Split 1GB Xml file using Java
Asked Answered
H

4

13

I have a 1GB Xml file, how can I split it into well-formed, smaller size Xml files using Java ?

Here is an example:

<records>
  <record id="001">
    <name>john</name>
  </record>
 ....
</records>

Thanks.

Hendrix answered 2/3, 2011 at 15:53 Comment(5)
That depends on what kind of XML you're handling.Actium
Maybe you could post a small example describing your file and how you want it to be split up. Because as larsmans mentioned that depends pretty much on how its structrued and how the small chunks should look like.Machinate
like this <records><record id="001"><name>john</name></record>....</records>Hendrix
either SAX (obvious choice) or some multi GB 64bit java and enjoy you DOMReive
with vtd-xml, total lines of code will probably be below 15.Houseclean
D
19

I would use a StAX parser for this situation. It will prevent the entire document from being read into memory at one time.

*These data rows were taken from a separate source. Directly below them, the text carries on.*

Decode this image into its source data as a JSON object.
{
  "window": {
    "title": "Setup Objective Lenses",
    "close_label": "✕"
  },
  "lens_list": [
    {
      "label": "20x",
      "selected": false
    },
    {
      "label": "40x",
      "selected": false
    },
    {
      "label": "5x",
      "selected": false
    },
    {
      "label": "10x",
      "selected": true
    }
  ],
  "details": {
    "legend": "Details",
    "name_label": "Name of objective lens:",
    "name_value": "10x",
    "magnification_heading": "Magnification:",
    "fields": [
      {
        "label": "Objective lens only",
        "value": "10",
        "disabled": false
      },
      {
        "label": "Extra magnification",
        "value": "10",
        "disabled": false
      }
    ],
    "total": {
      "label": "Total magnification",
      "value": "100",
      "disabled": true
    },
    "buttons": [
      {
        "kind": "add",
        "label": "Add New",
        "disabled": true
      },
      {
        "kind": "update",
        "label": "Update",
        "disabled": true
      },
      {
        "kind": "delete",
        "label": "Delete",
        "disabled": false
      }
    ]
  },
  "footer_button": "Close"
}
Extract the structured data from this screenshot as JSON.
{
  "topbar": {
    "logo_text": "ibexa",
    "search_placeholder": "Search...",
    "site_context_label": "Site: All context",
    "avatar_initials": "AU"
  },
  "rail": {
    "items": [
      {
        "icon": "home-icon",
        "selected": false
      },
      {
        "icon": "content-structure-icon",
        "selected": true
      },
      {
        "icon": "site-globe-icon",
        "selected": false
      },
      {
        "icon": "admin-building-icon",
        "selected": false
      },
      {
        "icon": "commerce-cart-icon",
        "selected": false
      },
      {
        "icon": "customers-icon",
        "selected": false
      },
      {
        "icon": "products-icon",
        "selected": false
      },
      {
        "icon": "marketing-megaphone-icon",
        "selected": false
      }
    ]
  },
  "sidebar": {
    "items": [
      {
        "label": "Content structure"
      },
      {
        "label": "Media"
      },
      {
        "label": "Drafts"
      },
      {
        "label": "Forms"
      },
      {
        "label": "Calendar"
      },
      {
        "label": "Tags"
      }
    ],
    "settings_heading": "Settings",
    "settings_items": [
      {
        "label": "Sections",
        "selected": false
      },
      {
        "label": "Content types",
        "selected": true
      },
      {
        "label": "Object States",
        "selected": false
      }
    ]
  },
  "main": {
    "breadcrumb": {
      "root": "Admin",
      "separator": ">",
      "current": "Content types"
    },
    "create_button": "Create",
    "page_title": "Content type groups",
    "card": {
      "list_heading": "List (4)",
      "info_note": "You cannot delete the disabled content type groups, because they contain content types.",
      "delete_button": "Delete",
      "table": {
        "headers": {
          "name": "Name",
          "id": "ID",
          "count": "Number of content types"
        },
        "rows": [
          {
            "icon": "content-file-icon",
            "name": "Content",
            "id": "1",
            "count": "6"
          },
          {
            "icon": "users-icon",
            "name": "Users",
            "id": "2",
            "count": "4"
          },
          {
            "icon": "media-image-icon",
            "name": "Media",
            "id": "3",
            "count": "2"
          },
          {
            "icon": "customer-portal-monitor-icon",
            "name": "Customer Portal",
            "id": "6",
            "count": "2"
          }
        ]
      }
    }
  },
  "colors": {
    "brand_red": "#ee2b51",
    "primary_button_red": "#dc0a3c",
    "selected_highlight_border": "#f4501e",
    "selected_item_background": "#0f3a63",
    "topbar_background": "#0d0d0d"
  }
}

  1. Advance the XMLStreamReader to the local root element of the sub-fragment.
  2. You can then use the javax.xml.transform APIs to produce a new document from this XML fragment. This will advance the XMLStreamReader to the end of that fragment.
  3. Repeat step 1 for the next fragment.

Code Example

For the following XML, output each "statement" section into a file named after the "account attributes value":

<statements>
   <statement account="123">
      ...stuff...
   </statement>
   <statement account="456">
      ...stuff...
   </statement>
</statements>

This can be done with the following code:

import java.io.File;
import java.io.FileReader;
import javax.xml.stream.XMLInputFactory;
import javax.xml.stream.XMLStreamConstants;
import javax.xml.stream.XMLStreamReader;
import javax.xml.transform.Transformer;
import javax.xml.transform.TransformerFactory;
import javax.xml.transform.stax.StAXSource;
import javax.xml.transform.stream.StreamResult;

public class Demo {

    public static void main(String[] args) throws Exception  {
        XMLInputFactory xif = XMLInputFactory.newInstance();
        XMLStreamReader xsr = xif.createXMLStreamReader(new FileReader("input.xml"));
        xsr.nextTag(); // Advance to statements element

        TransformerFactory tf = TransformerFactory.newInstance();
        Transformer t = tf.newTransformer();
        while(xsr.nextTag() == XMLStreamConstants.START_ELEMENT) {
            File file = new File("out/" + xsr.getAttributeValue(null, "account") + ".xml");
            t.transform(new StAXSource(xsr), new StreamResult(file));
        }
    }

} 
Ding answered 2/3, 2011 at 16:27 Comment(8)
Why involve javax.xml.transform when we can pipe directly from XMLStreamReader to XMLStreamWriter, rolling to a new file between every nth record element?Strapless
Yea this is the hot tip, just "pipe" them together and occasionally "close" and reopen the XMLStreamWriter every N records.Doublestop
Can't transform a Source of type javax.xml.transform.stax.StAXSource ??Nard
@Nard - What version of the JDK are you using. I just reran the code as is and it worked perfectly fine. I am using Oracle JDK 1.7.0 for the Mac.Ding
Beta033, you might need this: System.setProperty("javax.xml.transform.TransformerFactory", "com.sun.org.apache.xalan.internal.xsltc.trax.TransformerFactoryImpl");Footcandle
@BlaiseDoughan - nextTag, by definition, does not work if there is no whitespace or line break between a closing and starting <statement> tag, e.g. </statement><statement>. Could you recommend how to go about if my XML has tags with no whitespaces in between?Lionhearted
@Lionhearted What do you mean "by definition it does not work if there is no whitespace between a closing and starting tag"? The javadoc just states that the nextTag() method will skip over any whitespace there is, not that it needs to be there.Emelia
@Lionhearted I did have to change the while loop to while (xsr.isStartElement() || xsr.nextTag() == XMLStreamConstants.START_ELEMENT) and add an extra xsr.nextTag() just before the while loop. Perhaps that will work for you as well? The problem is that the sub-fragment transformation also advances to the next element so that the nextTag() moves one level too deep.Emelia
D
4

Try this, using Saxon-EE 9.3.

<xsl:stylesheet version="3.0" xmlns:xsl="http://www.w3.org/1999/XSL/Transform">
    <xsl:mode streamable="yes"/>
    <xsl:template match="record">
      <xsl:result-document href="record-{@id}.xml">
        <xsl:copy-of select="."/>
      </xsl:result-document>
    </xsl:template>
</xsl:stylesheet>

The software isn't free, but if it saves you a day's coding you can easily justify the investment. (Apologies for the sales pitch).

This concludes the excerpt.